Thursday, January 7, 2016

1.7.16

The following poems are by Monica Ferell. A nice quotation from poetryfoundation.org encapsulates the style: "Her allusive poems often seem to molt, revealing vulnerable, raw skin caught mid-transformation. In a 2008 interview for Sarabande Press, Ferrell discussed the role of uncertainty in her work, stating, “I’m trying to let something that wants to come into being do so—poetry as uncovering, rather than invention or rhetoric, and a form of devotion and service.' " Lets see some of what's inside. 


Emma Bovary



I would have liked then for someone to touch me
So I could know the purpose of this hardship.
Black-eyed and impassive as a canyon,
From the hive of my mind, I looked at their faces 
As I moved between rows of espaliered pears.
I only intended for someone to show
Me, once, an affection like the sun
Shows even the simplest bulb, entering what’s hidden.
Let me show them instead the picture
In a knife’s reflection, take down my hair
Where the gravedigger kneels among new potatoes.
Behind my teeth are headstones, and behind those
Skeletons of cavemen, of dinosaurs,
And under my skin: alphabets, alphabets
In black ink, a legacy of histories tiny and alive
As an ant army marching toward forever.
Understand, please—I, too, have a splendid use,
This world could not get rid of me if it wanted to.





Geburt des Monicakinds


I woke.

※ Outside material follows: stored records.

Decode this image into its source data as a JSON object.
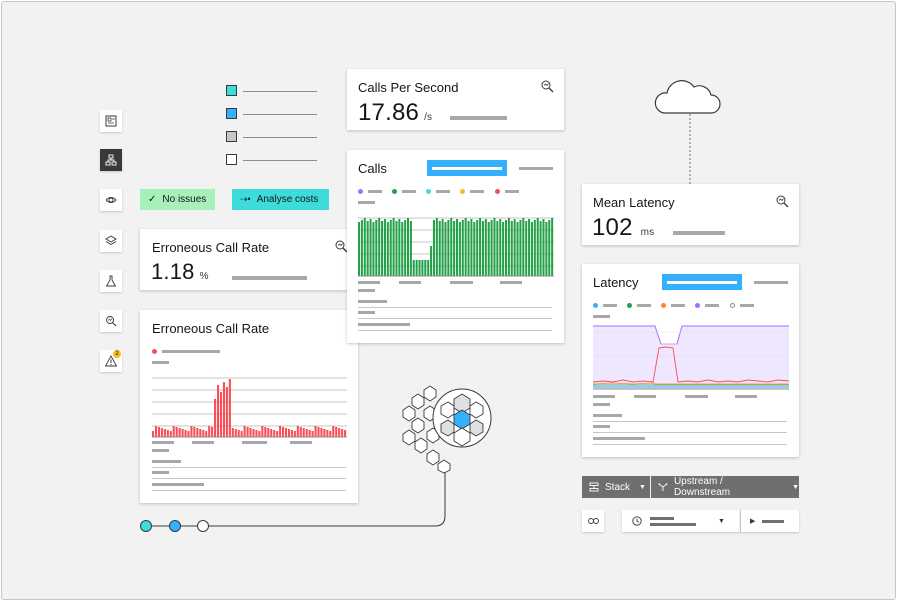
{
  "filter_tags": {
    "no_issues": "No issues",
    "analyse_costs": "Analyse costs"
  },
  "erroneous_rate_card": {
    "title": "Erroneous Call Rate",
    "value": "1.18",
    "unit": "%"
  },
  "erroneous_chart_card": {
    "title": "Erroneous Call Rate"
  },
  "calls_per_second_card": {
    "title": "Calls Per Second",
    "value": "17.86",
    "unit": "/s"
  },
  "calls_card": {
    "title": "Calls"
  },
  "mean_latency_card": {
    "title": "Mean Latency",
    "value": "102",
    "unit": "ms"
  },
  "latency_card": {
    "title": "Latency"
  },
  "toolbar": {
    "stack_label": "Stack",
    "upstream_downstream_label": "Upstream / Downstream"
  },
  "colors": {
    "calls_bar": "#24a148",
    "error_bar": "#fa4d56",
    "accent_blue": "#33b1ff",
    "teal": "#3ddbd9",
    "tag_green": "#a7f0ba",
    "tag_teal": "#3ddbd9",
    "purple_area": "#e8daff"
  },
  "sidebar": {
    "items": [
      {
        "icon": "dashboard-icon"
      },
      {
        "icon": "topology-icon"
      },
      {
        "icon": "cloud-services-icon"
      },
      {
        "icon": "layers-icon"
      },
      {
        "icon": "flask-icon"
      },
      {
        "icon": "analyze-icon"
      },
      {
        "icon": "alert-icon",
        "badge": "2"
      }
    ]
  }
}
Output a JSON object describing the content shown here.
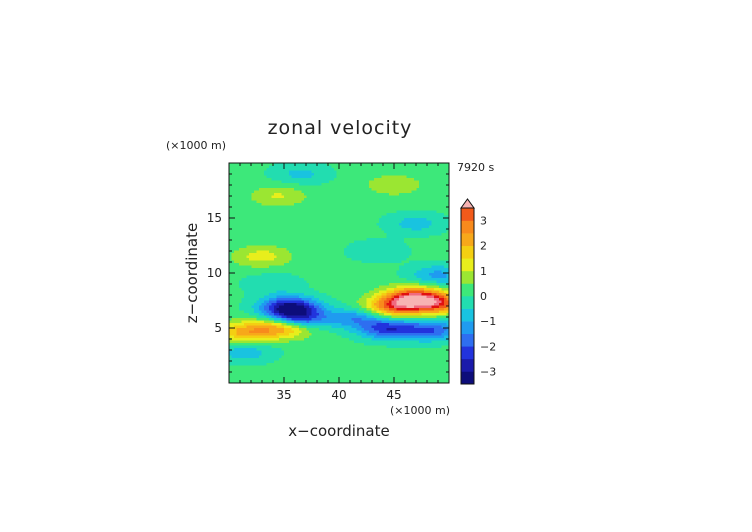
{
  "chart_data": {
    "type": "heatmap",
    "title": "zonal velocity",
    "xlabel": "x−coordinate",
    "ylabel": "z−coordinate",
    "x_unit": "(×1000 m)",
    "y_unit": "(×1000 m)",
    "time_label": "7920 s",
    "xlim": [
      30,
      50
    ],
    "ylim": [
      0,
      20
    ],
    "x_ticks": [
      "35",
      "40",
      "45"
    ],
    "y_ticks": [
      "5",
      "10",
      "15"
    ],
    "colorbar": {
      "ticks": [
        "3",
        "2",
        "1",
        "0",
        "−1",
        "−2",
        "−3"
      ],
      "min": -3.5,
      "max": 3.5,
      "step": 0.5,
      "extend": "max",
      "colors": [
        "#0d0d7a",
        "#1a1aaa",
        "#2233dd",
        "#2e6ef0",
        "#1f9bf0",
        "#19c3e0",
        "#22ddb0",
        "#3de87a",
        "#9be632",
        "#e8ee1c",
        "#f4cf12",
        "#f7a81a",
        "#f88a1c",
        "#f25a1a",
        "#e11010",
        "#f06a80",
        "#f7b3b3"
      ]
    },
    "features": [
      {
        "x": 35.5,
        "z": 6.9,
        "value": -3.2
      },
      {
        "x": 36.2,
        "z": 5.8,
        "value": -2.8
      },
      {
        "x": 41.5,
        "z": 5.9,
        "value": -1.5
      },
      {
        "x": 44.5,
        "z": 4.9,
        "value": -2.4
      },
      {
        "x": 48.5,
        "z": 4.8,
        "value": -2.0
      },
      {
        "x": 31.5,
        "z": 2.8,
        "value": -1.0
      },
      {
        "x": 35.0,
        "z": 5.1,
        "value": 2.6
      },
      {
        "x": 31.5,
        "z": 4.6,
        "value": 2.0
      },
      {
        "x": 45.0,
        "z": 6.9,
        "value": 2.8
      },
      {
        "x": 46.8,
        "z": 7.8,
        "value": 3.3
      },
      {
        "x": 49.0,
        "z": 7.2,
        "value": 2.7
      },
      {
        "x": 33.0,
        "z": 11.5,
        "value": 1.1
      },
      {
        "x": 34.5,
        "z": 17.0,
        "value": 0.9
      },
      {
        "x": 45.0,
        "z": 18.0,
        "value": 0.8
      },
      {
        "x": 36.5,
        "z": 19.0,
        "value": -0.8
      },
      {
        "x": 49.0,
        "z": 9.8,
        "value": -1.3
      },
      {
        "x": 47.0,
        "z": 14.5,
        "value": -0.9
      },
      {
        "x": 43.5,
        "z": 12.0,
        "value": -0.6
      },
      {
        "x": 34.0,
        "z": 9.0,
        "value": -0.6
      }
    ]
  }
}
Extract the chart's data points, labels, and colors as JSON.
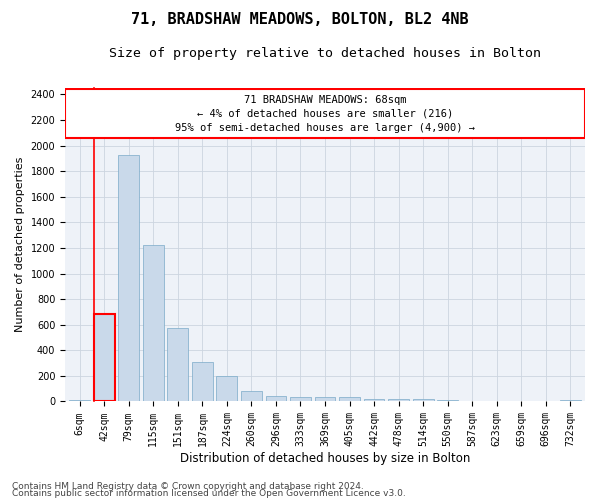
{
  "title": "71, BRADSHAW MEADOWS, BOLTON, BL2 4NB",
  "subtitle": "Size of property relative to detached houses in Bolton",
  "xlabel": "Distribution of detached houses by size in Bolton",
  "ylabel": "Number of detached properties",
  "bar_color": "#c9d9ea",
  "bar_edge_color": "#7aaac8",
  "grid_color": "#ccd5e0",
  "bg_color": "#eef2f8",
  "categories": [
    "6sqm",
    "42sqm",
    "79sqm",
    "115sqm",
    "151sqm",
    "187sqm",
    "224sqm",
    "260sqm",
    "296sqm",
    "333sqm",
    "369sqm",
    "405sqm",
    "442sqm",
    "478sqm",
    "514sqm",
    "550sqm",
    "587sqm",
    "623sqm",
    "659sqm",
    "696sqm",
    "732sqm"
  ],
  "values": [
    12,
    680,
    1930,
    1220,
    575,
    305,
    200,
    80,
    45,
    38,
    35,
    32,
    22,
    18,
    18,
    12,
    5,
    3,
    2,
    2,
    12
  ],
  "highlighted_bin_index": 1,
  "annotation_text": "71 BRADSHAW MEADOWS: 68sqm\n← 4% of detached houses are smaller (216)\n95% of semi-detached houses are larger (4,900) →",
  "ylim": [
    0,
    2450
  ],
  "yticks": [
    0,
    200,
    400,
    600,
    800,
    1000,
    1200,
    1400,
    1600,
    1800,
    2000,
    2200,
    2400
  ],
  "footer_line1": "Contains HM Land Registry data © Crown copyright and database right 2024.",
  "footer_line2": "Contains public sector information licensed under the Open Government Licence v3.0.",
  "title_fontsize": 11,
  "subtitle_fontsize": 9.5,
  "axis_label_fontsize": 8,
  "tick_fontsize": 7,
  "annotation_fontsize": 7.5,
  "footer_fontsize": 6.5
}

A tiny knot of skin on a silver table
Set in the birth-theater, blinking in the glare
Of electric lights and a strange arranged
 
Passel of faces: huge as gods in their council.
I was the actor who forgets his lines and enters
On stage suddenly wanting to say, I am.
 
I was almost all eye: they weighed me down,
Two lump-big brown-sugar bags in a face
Which did not yet know struggle, burden;
 
How the look of newborns unnerves. Then
They wrapped me in pale yellow like a new sun
Still too small to throw up into the sky.
 
 
              It was midnight when they injected me
With a plague; tamed, faded as imperialism, pox
Had once put its palm-leaf hand over a quarter of Earth
 
Saying, these. Now it was contracted to a drop:
And in the morning I knew both death and life.
Lapped in my nimbus of old gold light, my
 
Huge lashes drooped over my deepened eyes, like
Ostrich-feather shades over twin crown princes: wet heads
Sleek and doomed as the black soul of an open poppy.



This last one is especially transformative. I enjoyed as I read how my perspective seemed to shift between that of a new baby and that of the new mother.